30 cms. of Male Sprague-Dawley rats’s small intestine were procured. The intestinal lumen was flushed with HEPES solution (pH 7.40) to remove intestinal debris. Two intestinal loops (10 cm each) were then connected to two custom perfusion chambers of an intestinal perfusion device. One chamber received a constant flow of UW solution and the other MPS solution and both submerged in a bath of deionized water at 4°C. A third intestinal loop was placed in cold static preservation with UW solution. Intestinal tissue samples were taken at T0, T1 (1 hr), T3 (3 hrs.), and T6 (6 hrs.), fixed in Formalin at 10%, and sent to pathology for processing, analysis, and grading according to Park/Chiu Scoring System for Grading Intestinal Ischemia.
Results: Both the UW and the MPS Perfusion groups better preserved the intestine in comparison to the static cold preservation after T6.

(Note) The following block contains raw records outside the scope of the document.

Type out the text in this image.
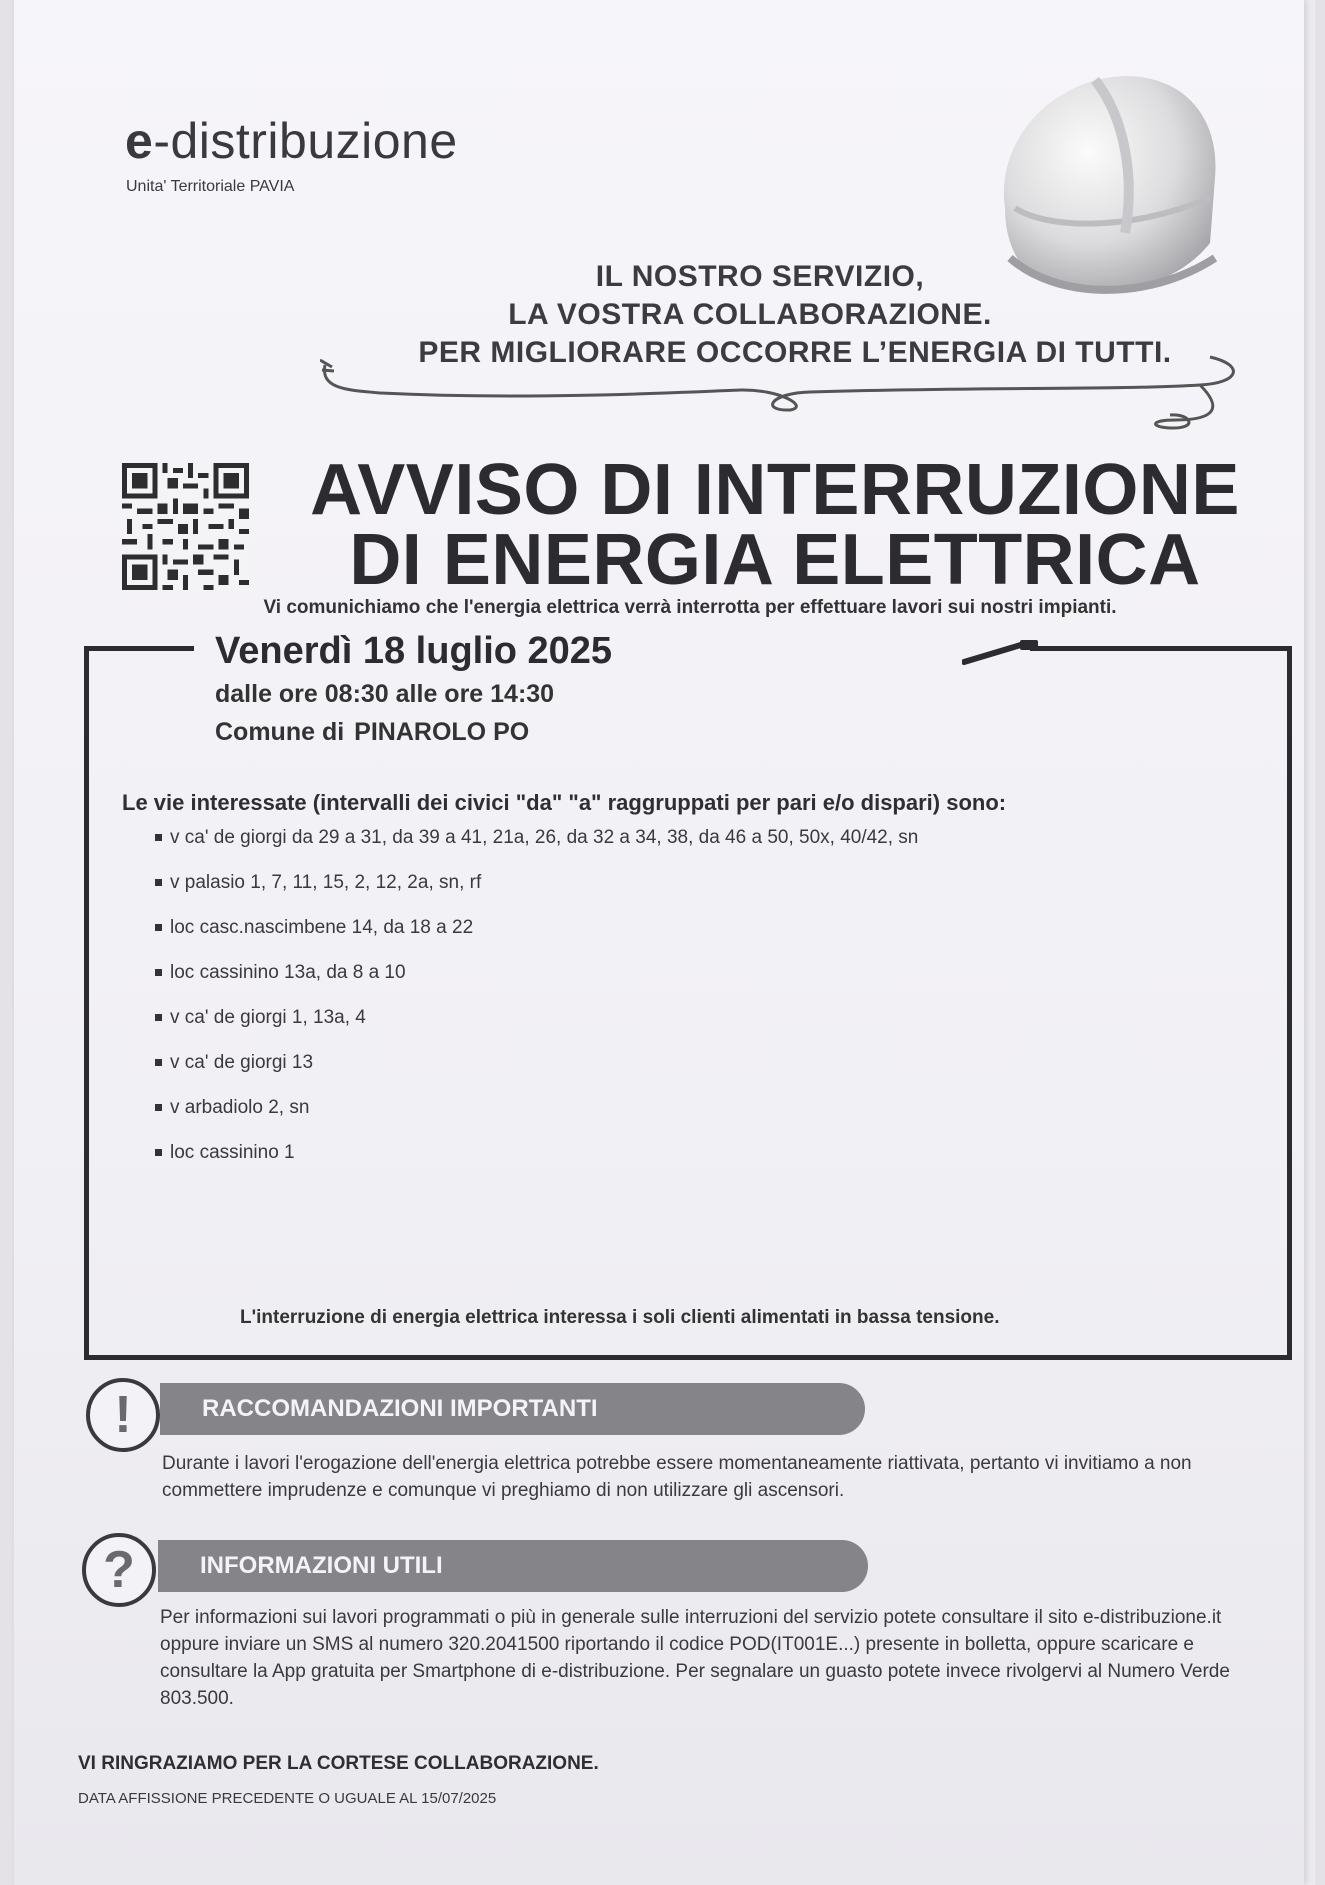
e-distribuzione
Unita' Territoriale PAVIA
IL NOSTRO SERVIZIO,
LA VOSTRA COLLABORAZIONE.
PER MIGLIORARE OCCORRE L’ENERGIA DI TUTTI.
AVVISO DI INTERRUZIONE
DI ENERGIA ELETTRICA
Vi comunichiamo che l'energia elettrica verrà interrotta per effettuare lavori sui nostri impianti.
Venerdì 18 luglio 2025
dalle ore 08:30 alle ore 14:30
Comune di PINAROLO PO
Le vie interessate (intervalli dei civici "da" "a" raggruppati per pari e/o dispari) sono:
v ca' de giorgi da 29 a 31, da 39 a 41, 21a, 26, da 32 a 34, 38, da 46 a 50, 50x, 40/42, sn
v palasio 1, 7, 11, 15, 2, 12, 2a, sn, rf
loc casc.nascimbene 14, da 18 a 22
loc cassinino 13a, da 8 a 10
v ca' de giorgi 1, 13a, 4
v ca' de giorgi 13
v arbadiolo 2, sn
loc cassinino 1
L'interruzione di energia elettrica interessa i soli clienti alimentati in bassa tensione.
!	RACCOMANDAZIONI IMPORTANTI
Durante i lavori l'erogazione dell'energia elettrica potrebbe essere momentaneamente riattivata, pertanto vi invitiamo a non commettere imprudenze e comunque vi preghiamo di non utilizzare gli ascensori.
?	INFORMAZIONI UTILI
Per informazioni sui lavori programmati o più in generale sulle interruzioni del servizio potete consultare il sito e-distribuzione.it oppure inviare un SMS al numero 320.2041500 riportando il codice POD(IT001E...) presente in bolletta, oppure scaricare e consultare la App gratuita per Smartphone di e-distribuzione. Per segnalare un guasto potete invece rivolgervi al Numero Verde 803.500.
VI RINGRAZIAMO PER LA CORTESE COLLABORAZIONE.
DATA AFFISSIONE PRECEDENTE O UGUALE AL 15/07/2025
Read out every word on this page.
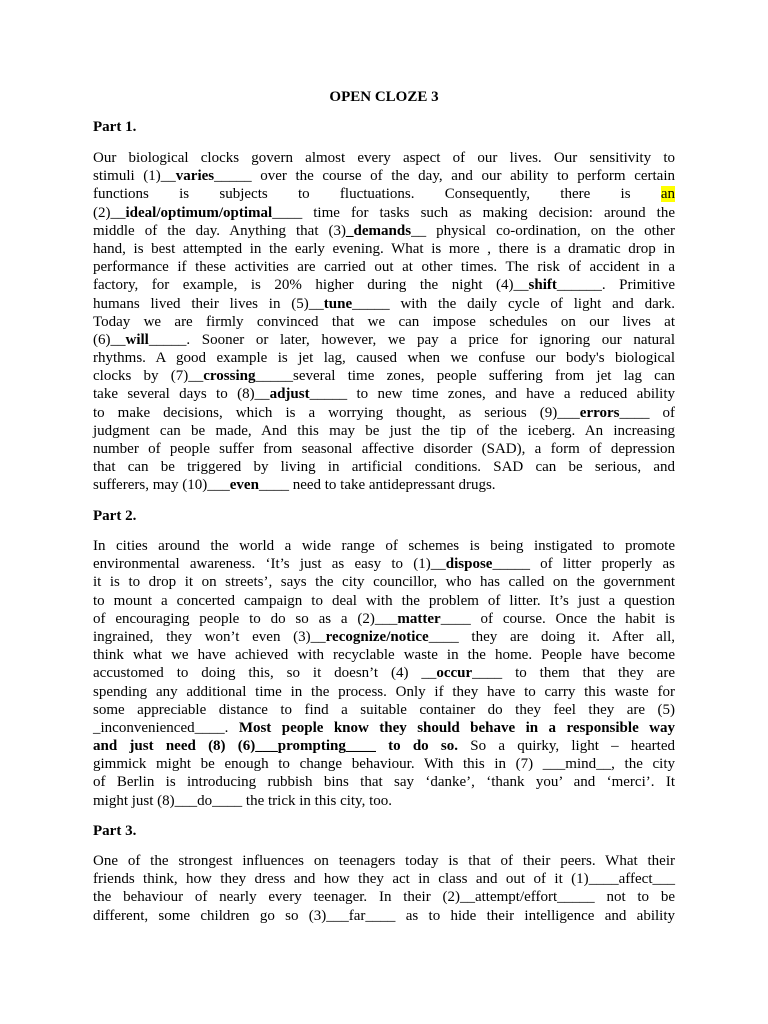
OPEN CLOZE 3
Part 1.
Our biological clocks govern almost every aspect of our lives. Our sensitivity to
stimuli (1)__varies_____ over the course of the day, and our ability to perform certain
functions is subjects to fluctuations. Consequently, there is an
(2)__ideal/optimum/optimal____ time for tasks such as making decision: around the
middle of the day. Anything that (3)_demands__ physical co-ordination, on the other
hand, is best attempted in the early evening. What is more , there is a dramatic drop in
performance if these activities are carried out at other times. The risk of accident in a
factory, for example, is 20% higher during the night (4)__shift______. Primitive
humans lived their lives in (5)__tune_____ with the daily cycle of light and dark.
Today we are firmly convinced that we can impose schedules on our lives at
(6)__will_____. Sooner or later, however, we pay a price for ignoring our natural
rhythms. A good example is jet lag, caused when we confuse our body's biological
clocks by (7)__crossing_____several time zones, people suffering from jet lag can
take several days to (8)__adjust_____ to new time zones, and have a reduced ability
to make decisions, which is a worrying thought, as serious (9)___errors____ of
judgment can be made, And this may be just the tip of the iceberg. An increasing
number of people suffer from seasonal affective disorder (SAD), a form of depression
that can be triggered by living in artificial conditions. SAD can be serious, and
sufferers, may (10)___even____ need to take antidepressant drugs.
Part 2.
In cities around the world a wide range of schemes is being instigated to promote
environmental awareness. ‘It’s just as easy to (1)__dispose_____ of litter properly as
it is to drop it on streets’, says the city councillor, who has called on the government
to mount a concerted campaign to deal with the problem of litter. It’s just a question
of encouraging people to do so as a (2)___matter____ of course. Once the habit is
ingrained, they won’t even (3)__recognize/notice____ they are doing it. After all,
think what we have achieved with recyclable waste in the home. People have become
accustomed to doing this, so it doesn’t (4) __occur____ to them that they are
spending any additional time in the process. Only if they have to carry this waste for
some appreciable distance to find a suitable container do they feel they are (5)
_inconvenienced____. Most people know they should behave in a responsible way
and just need (8) (6)___prompting____ to do so. So a quirky, light – hearted
gimmick might be enough to change behaviour. With this in (7) ___mind__, the city
of Berlin is introducing rubbish bins that say ‘danke’, ‘thank you’ and ‘merci’. It
might just (8)___do____ the trick in this city, too.
Part 3.
One of the strongest influences on teenagers today is that of their peers. What their
friends think, how they dress and how they act in class and out of it (1)____affect___
the behaviour of nearly every teenager. In their (2)__attempt/effort_____ not to be
different, some children go so (3)___far____ as to hide their intelligence and ability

Conclusion: Continuous cold perfusion can better preserve intestinal grafts when compared to static cold preservation. These early results might open the door for new techniques for intestine preservation for transplantation that can eventually be applied in the clinical setting. Based on this findings, the next goal of this study is to determine the ideal preservation solution for continuous cold perfusion of the intestinal graft.